- From 31 July to 11 August 2023, UNITAR will hold an exhibit featuring its Hiroshima Training Programme on Nuclear Disarmament and Non-Proliferation in Vienna, Austria.
- The exhibit's theme is "Dialogue as a key to achieving global peace," highlighting information about the programme's background and testimonials from its alumni.
- The exhibit will be featured throughout the first session of the Preparatory Committee for the 2026 Review of the Parties to the Treaty on the Non-Proliferation of Nuclear Weapons (NPT), organized by the United Nations Office for Disarmament Affairs.

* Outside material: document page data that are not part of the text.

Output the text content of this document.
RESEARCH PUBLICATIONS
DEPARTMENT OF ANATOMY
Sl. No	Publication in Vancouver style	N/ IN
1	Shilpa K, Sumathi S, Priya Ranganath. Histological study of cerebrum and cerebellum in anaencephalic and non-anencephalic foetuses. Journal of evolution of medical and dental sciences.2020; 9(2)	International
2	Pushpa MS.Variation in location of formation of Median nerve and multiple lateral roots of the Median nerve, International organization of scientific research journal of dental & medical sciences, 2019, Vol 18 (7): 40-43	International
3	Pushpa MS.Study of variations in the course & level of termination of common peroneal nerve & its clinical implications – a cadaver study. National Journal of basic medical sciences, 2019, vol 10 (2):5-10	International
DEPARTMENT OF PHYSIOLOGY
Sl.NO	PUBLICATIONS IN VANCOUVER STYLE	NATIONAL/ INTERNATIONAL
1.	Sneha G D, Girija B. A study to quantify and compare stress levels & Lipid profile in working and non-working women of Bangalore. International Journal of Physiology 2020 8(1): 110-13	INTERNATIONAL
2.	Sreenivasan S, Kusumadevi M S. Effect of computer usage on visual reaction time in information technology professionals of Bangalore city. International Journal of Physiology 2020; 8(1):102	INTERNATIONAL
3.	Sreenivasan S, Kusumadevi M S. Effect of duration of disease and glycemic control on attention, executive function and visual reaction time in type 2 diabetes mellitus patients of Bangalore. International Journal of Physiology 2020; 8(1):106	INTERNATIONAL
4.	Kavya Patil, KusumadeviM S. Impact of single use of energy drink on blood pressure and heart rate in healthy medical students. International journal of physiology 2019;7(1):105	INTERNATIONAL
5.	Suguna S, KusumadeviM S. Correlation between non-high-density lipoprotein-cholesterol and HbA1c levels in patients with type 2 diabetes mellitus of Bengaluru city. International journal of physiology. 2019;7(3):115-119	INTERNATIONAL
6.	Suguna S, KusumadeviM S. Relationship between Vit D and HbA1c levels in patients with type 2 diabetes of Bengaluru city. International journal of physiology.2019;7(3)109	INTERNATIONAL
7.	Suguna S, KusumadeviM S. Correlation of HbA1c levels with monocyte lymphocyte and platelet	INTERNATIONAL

28 July, Hiroshima, Japan – UNITAR will hold an exhibit featuring its Hiroshima Training Programme on Nuclear Disarmament and Non-Proliferation from 31 July to 11 August 2023 in Vienna. The exhibit will be featured throughout the first session of the Preparatory Committee for the 2026 Review of the Parties to the Treaty on the Non-Proliferation of Nuclear Weapons (NPT), organized by the United Nations Office for Disarmament Affairs.
With “Dialogue as a key to achieving global peace” as a theme, the three-panel gallery will feature the background of the training programme and showcase alumni testimonials.
The Treaty on the Non-Proliferation of Nuclear Weapons (NPT)
The NPT, which has been in effect since 1970 and extended indefinitely in 1995, aims to prevent the spread of nuclear weapons, and promote peaceful nuclear energy cooperation. It commits both nuclear- and non-nuclear-weapon states to prevent the acquisition and transfer of nuclear weapons and explosive devices.
The Preparatory Committee is responsible for addressing substantive and procedural issues related to the Treaty and the forthcoming 2026 Review Conference. The upcoming session is one of the Committee’s three planned sessions.
UNITAR Hiroshima’s Training Programme on Nuclear Disarmament and Non-Proliferation
The UNITAR Division for Prosperity / Hiroshima Office Training Programme on Nuclear Disarmament and Non-Proliferation aims to expand diplomats’ understanding of the nuclear-arms-control debate and promote regional cooperation among Asia and its surrounding states towards nuclear disarmament and global peace. In cooperation with the Hiroshima Prefectural Government and the City of Hiroshima, the UNITAR nuclear disarmament programme has trained 155 diplomats from ministries of foreign affairs and defence since its inception in 2015.
The programme alumni use what they learned to work more effectively towards a world without nuclear weapons.
Voice of alumni
Ms Diane Lipana (First Committee Expert and Third Secretary of the Permanent Mission of the Philippines to the United Nations in New York) joined the 2022 programme. She observes that diplomats face challenges in negotiating and believes the UNITAR programme gave participants the solid grounding they needed to do their job effectively.
Mr. Amaraa Erdenebaatar (First Secretary of the Permanent Mission of Mongolia to the United Nations Office in Geneva) joined the 2021 programme, to help him prepare for negotiations such as the NPT Review. He noted the programme’s good mix of courses taught by experts and was pleased to expand his professional networks through the group sessions.
Historically, UNITAR brought participants to learn in Hiroshima but had to run the 2021 and 2022 cycles virtually due to the COVID-19 pandemic travel restrictions. In February 2023, UNITAR resumed the in-person training programme in Hiroshima with nearly 20 diplomats and government officials from different Asian countries.
The United Nations Institute for Training and Research (UNITAR) is a dedicated training arm of the United Nations. In 2022, UNITAR trained 396,046 learners around the world to support their actions for a better future. In addition to our headquarters in Geneva, we have offices in Hiroshima, New York and Bonn and networks around the world.
The Division for Prosperity is based in the Hiroshima Office and Geneva. We seek to shape an inclusive, sustainable and prosperous world through world-class learning and knowledge-sharing services on entrepreneurship, leadership, finance and trade, digital technologies, and nuclear disarmament and non-proliferation. We empower individuals from least developed countries, countries emerging from conflict, and small-island developing states – especially women and young people – to bring about positive change.